As so often happens the spiritual and the practical overlap in our lives, applying layers of meaning to both. This lent coincides with some tremendous home improvement and spring cleaning.
Tremendous.
Cleaning and sorting our physical space provides a visual for the sort of work lent invites us to do. Likewise, spiritual discipline encourages me to look around my space and see where it could benefit from similar purging and reworking. Short answer: lots of places.
Our tired little kitchen pantry has gotten some attention. It had not been painted with the kitchen years ago and the shelving was peeling. The baseboards were still dark wood and didn’t match the rest of the kitchen. and This was a low budget effort to be sure. Leftover paint and contact shelf paper brightened things up.
For the record this is not the sum total of all the dry goods I keep on hand. We also have bulk bins of brown rice and oats nearby and a ridiculous number of spices and cake making items sorted in dish tubs in a cabinet. I’m finding less is more by way of storing food however. We hit a critical mass point when we can’t easily see what we have. That leads to wasted food and purchasing doubles. For this reason I don’t plan to fill this space up too much more.
This overlap is fleshed out in this essay.
I don’t have many stories about my paternal grandmother, but one of them made a big impression on my mother.

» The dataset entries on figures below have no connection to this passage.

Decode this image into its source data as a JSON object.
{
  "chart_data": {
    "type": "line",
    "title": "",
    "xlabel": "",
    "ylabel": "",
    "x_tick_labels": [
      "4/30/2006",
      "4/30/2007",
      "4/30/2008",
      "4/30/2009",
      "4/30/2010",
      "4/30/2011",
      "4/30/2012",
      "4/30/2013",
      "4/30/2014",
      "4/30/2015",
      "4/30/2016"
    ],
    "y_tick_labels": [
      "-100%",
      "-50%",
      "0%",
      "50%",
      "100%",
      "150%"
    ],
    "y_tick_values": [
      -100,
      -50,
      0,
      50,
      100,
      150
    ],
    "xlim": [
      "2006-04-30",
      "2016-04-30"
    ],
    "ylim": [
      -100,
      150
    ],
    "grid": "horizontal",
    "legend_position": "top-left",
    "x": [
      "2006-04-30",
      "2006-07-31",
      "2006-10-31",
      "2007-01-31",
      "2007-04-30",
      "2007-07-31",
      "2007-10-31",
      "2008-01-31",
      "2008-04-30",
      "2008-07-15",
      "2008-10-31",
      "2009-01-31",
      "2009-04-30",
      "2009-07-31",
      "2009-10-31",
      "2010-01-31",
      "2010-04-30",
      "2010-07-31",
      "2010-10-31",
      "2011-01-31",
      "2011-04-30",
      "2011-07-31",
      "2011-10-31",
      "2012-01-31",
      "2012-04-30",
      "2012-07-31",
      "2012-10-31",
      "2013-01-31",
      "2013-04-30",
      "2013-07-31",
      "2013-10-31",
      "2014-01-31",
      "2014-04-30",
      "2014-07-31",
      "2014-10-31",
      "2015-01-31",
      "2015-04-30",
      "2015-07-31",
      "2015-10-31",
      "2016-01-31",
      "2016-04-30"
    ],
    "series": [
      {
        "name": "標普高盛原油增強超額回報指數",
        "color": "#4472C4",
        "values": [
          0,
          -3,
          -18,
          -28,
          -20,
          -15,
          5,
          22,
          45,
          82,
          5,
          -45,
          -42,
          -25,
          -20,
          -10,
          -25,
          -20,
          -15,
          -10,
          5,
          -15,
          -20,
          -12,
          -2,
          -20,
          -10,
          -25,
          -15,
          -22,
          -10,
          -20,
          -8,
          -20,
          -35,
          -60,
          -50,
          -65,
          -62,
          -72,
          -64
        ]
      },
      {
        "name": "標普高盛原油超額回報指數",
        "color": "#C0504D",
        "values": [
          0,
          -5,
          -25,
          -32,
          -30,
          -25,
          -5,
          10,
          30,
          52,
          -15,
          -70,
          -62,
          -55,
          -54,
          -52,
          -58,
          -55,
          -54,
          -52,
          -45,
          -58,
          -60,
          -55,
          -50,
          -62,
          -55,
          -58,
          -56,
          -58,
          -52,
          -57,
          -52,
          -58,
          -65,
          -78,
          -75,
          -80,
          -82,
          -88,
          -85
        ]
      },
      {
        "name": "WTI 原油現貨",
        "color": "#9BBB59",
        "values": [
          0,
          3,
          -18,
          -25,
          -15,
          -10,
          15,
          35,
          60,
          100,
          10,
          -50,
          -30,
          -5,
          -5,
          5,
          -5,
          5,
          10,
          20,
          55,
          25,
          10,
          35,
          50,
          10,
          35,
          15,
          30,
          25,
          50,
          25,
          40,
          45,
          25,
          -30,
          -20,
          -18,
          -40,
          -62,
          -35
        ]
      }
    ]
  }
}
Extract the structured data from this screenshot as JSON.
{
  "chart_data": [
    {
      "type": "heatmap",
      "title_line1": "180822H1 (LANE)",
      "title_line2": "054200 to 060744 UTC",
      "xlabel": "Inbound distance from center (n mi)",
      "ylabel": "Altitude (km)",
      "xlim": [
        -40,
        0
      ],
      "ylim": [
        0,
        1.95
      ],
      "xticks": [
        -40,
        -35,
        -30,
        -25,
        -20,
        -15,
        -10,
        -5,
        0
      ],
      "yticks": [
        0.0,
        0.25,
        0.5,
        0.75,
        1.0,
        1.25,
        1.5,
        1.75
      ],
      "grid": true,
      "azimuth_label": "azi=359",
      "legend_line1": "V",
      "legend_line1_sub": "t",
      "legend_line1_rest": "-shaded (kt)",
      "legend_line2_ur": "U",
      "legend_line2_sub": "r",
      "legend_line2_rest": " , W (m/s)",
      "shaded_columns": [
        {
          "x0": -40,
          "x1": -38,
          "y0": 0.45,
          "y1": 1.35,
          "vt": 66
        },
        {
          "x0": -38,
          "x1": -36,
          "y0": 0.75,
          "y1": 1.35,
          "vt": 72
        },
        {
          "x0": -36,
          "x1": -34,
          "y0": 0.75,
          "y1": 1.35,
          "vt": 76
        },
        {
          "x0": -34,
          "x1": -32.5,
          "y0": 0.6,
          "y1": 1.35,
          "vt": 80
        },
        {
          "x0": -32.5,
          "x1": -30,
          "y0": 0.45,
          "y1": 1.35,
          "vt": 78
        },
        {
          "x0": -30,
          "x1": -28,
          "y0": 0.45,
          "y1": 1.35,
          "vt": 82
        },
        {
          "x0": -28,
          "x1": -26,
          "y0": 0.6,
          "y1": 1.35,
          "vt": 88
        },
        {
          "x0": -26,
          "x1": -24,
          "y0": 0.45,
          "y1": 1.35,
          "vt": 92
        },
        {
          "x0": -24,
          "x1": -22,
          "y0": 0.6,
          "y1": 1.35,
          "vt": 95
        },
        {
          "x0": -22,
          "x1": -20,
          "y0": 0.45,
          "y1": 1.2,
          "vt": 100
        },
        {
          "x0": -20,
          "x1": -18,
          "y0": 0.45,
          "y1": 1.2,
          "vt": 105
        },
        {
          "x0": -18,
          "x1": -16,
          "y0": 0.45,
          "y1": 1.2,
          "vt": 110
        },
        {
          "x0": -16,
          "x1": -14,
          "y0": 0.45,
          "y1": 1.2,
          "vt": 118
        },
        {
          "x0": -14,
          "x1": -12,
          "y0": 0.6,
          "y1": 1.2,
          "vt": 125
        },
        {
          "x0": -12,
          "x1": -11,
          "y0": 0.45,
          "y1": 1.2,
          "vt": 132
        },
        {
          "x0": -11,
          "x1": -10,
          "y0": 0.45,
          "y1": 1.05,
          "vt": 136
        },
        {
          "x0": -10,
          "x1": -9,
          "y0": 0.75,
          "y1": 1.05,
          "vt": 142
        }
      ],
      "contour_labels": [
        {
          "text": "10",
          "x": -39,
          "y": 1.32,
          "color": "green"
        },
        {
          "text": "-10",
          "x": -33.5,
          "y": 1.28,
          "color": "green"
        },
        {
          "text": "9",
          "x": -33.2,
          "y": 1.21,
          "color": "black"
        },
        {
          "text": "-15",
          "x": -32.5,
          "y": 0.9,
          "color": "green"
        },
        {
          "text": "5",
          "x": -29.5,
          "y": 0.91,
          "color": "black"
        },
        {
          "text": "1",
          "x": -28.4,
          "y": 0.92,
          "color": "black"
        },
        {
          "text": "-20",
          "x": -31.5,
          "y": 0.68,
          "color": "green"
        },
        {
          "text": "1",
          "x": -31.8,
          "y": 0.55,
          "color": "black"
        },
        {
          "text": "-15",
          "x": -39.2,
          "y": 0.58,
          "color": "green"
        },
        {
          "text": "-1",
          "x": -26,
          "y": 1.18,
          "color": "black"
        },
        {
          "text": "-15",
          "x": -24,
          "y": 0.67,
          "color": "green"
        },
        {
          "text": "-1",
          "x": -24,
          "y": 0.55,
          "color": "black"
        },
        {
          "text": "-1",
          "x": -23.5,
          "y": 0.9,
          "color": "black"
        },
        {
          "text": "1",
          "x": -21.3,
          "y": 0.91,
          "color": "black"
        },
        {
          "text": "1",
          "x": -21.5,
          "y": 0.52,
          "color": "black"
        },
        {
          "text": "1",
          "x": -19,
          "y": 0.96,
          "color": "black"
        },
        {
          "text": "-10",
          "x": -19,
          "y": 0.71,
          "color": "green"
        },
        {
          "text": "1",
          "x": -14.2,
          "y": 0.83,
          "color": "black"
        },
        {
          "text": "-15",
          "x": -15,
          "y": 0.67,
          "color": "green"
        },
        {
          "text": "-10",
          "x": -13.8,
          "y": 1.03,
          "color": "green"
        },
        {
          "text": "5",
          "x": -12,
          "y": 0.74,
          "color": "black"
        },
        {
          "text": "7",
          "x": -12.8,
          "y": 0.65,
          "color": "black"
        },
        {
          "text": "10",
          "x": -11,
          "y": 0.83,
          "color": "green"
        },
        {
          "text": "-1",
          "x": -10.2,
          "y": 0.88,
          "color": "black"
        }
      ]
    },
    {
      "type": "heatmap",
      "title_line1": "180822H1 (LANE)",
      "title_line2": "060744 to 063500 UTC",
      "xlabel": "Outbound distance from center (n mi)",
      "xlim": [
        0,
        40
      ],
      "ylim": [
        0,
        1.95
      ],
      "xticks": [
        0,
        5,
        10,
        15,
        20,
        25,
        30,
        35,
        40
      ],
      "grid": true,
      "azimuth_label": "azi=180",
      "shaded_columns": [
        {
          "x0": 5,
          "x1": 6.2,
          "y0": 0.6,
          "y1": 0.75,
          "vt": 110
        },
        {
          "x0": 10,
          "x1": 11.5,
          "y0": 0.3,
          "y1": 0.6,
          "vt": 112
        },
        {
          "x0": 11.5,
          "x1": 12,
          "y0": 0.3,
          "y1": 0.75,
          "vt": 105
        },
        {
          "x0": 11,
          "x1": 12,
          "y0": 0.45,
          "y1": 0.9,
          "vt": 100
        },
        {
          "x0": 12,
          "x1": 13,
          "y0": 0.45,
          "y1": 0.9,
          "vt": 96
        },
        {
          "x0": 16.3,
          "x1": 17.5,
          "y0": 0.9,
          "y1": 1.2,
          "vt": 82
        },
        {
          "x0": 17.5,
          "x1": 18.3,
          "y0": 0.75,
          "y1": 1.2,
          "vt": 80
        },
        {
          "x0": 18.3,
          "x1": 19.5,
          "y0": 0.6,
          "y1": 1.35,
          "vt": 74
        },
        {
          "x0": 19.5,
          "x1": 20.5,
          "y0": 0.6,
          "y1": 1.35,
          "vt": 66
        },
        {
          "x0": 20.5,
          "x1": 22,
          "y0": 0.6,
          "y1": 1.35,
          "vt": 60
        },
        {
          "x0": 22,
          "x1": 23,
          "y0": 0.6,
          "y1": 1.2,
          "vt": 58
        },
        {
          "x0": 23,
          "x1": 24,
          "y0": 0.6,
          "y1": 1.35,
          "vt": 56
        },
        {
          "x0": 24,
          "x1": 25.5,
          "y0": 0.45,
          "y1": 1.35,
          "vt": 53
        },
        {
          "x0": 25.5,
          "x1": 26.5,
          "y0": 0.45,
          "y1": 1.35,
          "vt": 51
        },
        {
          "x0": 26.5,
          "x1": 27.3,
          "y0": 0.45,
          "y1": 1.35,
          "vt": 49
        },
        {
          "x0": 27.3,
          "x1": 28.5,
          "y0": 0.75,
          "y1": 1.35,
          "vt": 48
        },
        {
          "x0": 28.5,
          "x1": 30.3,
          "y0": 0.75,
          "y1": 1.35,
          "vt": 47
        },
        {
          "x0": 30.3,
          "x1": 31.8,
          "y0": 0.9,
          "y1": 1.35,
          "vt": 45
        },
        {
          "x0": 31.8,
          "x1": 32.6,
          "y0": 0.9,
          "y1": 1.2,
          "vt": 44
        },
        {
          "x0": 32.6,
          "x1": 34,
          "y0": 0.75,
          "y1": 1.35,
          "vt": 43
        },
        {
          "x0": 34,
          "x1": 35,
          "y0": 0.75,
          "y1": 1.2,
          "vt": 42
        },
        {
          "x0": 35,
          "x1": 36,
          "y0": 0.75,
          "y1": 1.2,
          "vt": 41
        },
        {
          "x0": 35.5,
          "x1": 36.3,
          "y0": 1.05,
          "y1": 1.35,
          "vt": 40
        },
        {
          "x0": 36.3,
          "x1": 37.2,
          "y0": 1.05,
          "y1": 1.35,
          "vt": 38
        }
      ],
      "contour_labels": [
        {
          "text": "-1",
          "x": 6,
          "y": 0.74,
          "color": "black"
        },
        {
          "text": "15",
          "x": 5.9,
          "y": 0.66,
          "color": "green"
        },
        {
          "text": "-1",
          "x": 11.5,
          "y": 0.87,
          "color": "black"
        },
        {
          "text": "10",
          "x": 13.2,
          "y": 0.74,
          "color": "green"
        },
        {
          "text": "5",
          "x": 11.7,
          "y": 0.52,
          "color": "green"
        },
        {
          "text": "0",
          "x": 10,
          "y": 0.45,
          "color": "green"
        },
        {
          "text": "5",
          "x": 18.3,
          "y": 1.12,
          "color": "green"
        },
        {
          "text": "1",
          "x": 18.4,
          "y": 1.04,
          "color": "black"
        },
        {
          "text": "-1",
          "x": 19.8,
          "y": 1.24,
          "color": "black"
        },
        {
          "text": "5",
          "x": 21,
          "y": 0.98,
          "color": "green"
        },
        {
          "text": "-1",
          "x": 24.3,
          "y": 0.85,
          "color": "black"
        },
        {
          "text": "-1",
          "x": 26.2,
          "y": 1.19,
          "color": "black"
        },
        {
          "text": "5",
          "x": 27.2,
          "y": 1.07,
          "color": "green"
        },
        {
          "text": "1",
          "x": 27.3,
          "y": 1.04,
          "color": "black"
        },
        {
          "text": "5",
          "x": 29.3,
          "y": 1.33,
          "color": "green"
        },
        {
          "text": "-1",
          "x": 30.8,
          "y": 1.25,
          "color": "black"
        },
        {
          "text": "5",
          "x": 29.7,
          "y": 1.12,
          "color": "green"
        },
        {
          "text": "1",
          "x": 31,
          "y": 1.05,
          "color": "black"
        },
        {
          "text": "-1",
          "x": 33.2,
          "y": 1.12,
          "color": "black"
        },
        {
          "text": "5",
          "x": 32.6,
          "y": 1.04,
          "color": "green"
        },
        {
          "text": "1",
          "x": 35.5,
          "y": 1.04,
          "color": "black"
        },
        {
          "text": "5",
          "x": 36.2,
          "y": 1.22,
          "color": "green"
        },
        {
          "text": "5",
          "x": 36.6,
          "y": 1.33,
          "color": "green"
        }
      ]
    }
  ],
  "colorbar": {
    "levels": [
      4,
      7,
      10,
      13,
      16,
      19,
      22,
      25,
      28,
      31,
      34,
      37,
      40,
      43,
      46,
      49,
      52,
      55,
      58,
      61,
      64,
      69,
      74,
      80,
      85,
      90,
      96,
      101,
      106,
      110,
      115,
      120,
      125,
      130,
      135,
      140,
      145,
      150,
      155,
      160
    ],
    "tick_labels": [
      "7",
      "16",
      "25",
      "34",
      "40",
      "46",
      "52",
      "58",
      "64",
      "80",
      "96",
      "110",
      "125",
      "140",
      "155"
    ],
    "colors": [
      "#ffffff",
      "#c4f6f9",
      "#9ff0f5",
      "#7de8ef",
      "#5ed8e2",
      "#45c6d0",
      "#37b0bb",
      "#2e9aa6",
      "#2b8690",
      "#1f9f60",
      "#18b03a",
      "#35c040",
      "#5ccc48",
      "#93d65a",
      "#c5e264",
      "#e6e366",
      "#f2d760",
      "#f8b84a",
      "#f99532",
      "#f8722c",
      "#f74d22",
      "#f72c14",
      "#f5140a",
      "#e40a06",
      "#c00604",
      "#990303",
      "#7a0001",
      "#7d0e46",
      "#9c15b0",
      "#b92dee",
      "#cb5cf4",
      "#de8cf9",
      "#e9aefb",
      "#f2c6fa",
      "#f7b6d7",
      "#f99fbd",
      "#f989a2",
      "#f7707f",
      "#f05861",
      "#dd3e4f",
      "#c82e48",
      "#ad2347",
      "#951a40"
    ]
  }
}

When she was newly married she spent the day with her mother in-law. After my grandfather left for work, grandma jumped into dinner preparation.
That’s right. Dinner.
She set the table, arranged the centerpiece, and began dusting. She finished everything the way it needed to be when the day was over and her husband would return. She sprayed a bit of Pledge into the air with a flourish for good measure. Then she was free to do any fun things the day presented her with.
As a very young woman who had not yet run a home, my mother suspected this was “cheating” in some way. For that reason perhaps, I viewed this routine with some skepticism myself at first. Now, with many late dinners and messy evenings under my belt I look upon my grandmother’s morning chores with new appreciation.
My house is still full all day, so I can’t always set my table first thing. This happens after lunch when we can. I can still use that inspiration to start with the end in mind, always. Later today I am taking some older folks to a meeting. After breakfast, I laid out my clothes and printed directions to each of the addresses. (I have no sense of direction and tend to get turned around last minute) A call to the venue confirmed the meeting room name and directions to it. We will clean out the van, pack the meeting items, and have some time to do other things before we go.
I was not born organized. I’m still not there. At 51 there is no pretending things are going to fall into place without glitches. Looking ahead to minimize those is a huge stress reducer.
What does the end of your day look like? What can you do early on to make sure it’s stress free? Can you:
Defrost something
Set out materials or pajamas or bedtime books
Check the car for gas
Confirm directions or reservations
If it’s the morning that starts off with a flurry of activity then all this can happen the night before.